Nella sua brutale epitome, il Movimento pianta deputati alla Camera dalla stessa astrazione simbolica di Joseph Beuys che pianta querce alla documenta 7 di Kassel. Tiene insieme la squadrata purezza ascetica di una mensola di Donald Judd e la contorsione espressionista di un pezzo di Schifano o di Rauschenberg.
E se qualcuno ha la pretesa di spiegarsi quello che è stato appena detto, allora Deo gratias non sa ancora niente né dell’arte contemporanea, né del Movimento 5 stelle. Sono ipnosi e allucinazione. Parlano di cose che non si conoscono e che non si possono fare, o possedere, ammesso che si conoscano.
Il ragionamento funziona a livello controintuitivo. Viene sempre facile fare politica con l’arte, quasi mai fare arte con la politica. In questi termini il Movimento 5 stelle da movimento politico diventa monumento artistico. Nuovo Edipo che impone il suicidio della Sfinge, Il Monumento 5 stelle entra di diritto nella storia dell’arte. I curatori e i critici, o chiunque scriva venti parole con un virgolettato di Deleuze e Guattari, devono soltanto stendere il tappeto rosso della sua solenne passerella.
La conclusione di Anna Visca è semplice. Il posto del Monumento 5 stelle è in un museo, tra una Venere di gesso e un estintore. A livello contrattuale, bisogna trovare un accordo. Il Monumento non fa niente gratis, al massimo anticipa. Come ogni vera opera d’arte, il prezzo del Monumento non è reale, ma esponenziale. Rappresenta il numero infinito di tutti i prezzi possibili. Il suo valore d’uso è una quotazione di borsa.
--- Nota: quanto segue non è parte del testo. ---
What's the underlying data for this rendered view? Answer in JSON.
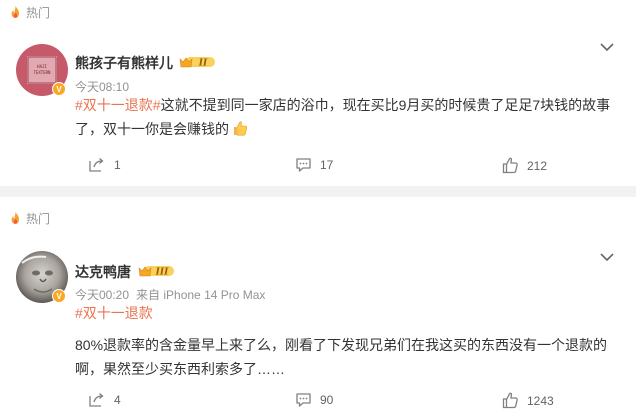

Il valore di scambio potrebbe invece limitarsi a una mera cifra assicurativa, quanto basta per garantire l’integrità fisica delle distinte parti che lo tengono insieme.
Pazienza se i bilanci della cultura pubblica non se lo possono permettere. Le fondazioni e i grandi mecenati hanno già fiutato la rilevanza dell’acquisizione. Non resta che inserire la delibera all’ordine del giorno della nuova Assemblea Costituente. Il Monumento 5 stelle è pronto a essere impacchettato, sottovuoto e in formaldeide, da esporre per intero a beneficio degli spettatori paganti nella grande camera bianca di una torre d’oro progettata da Rem Koolhas. Al garante, il vitalizio di una percentuale fissa sulla bigliettazione netta.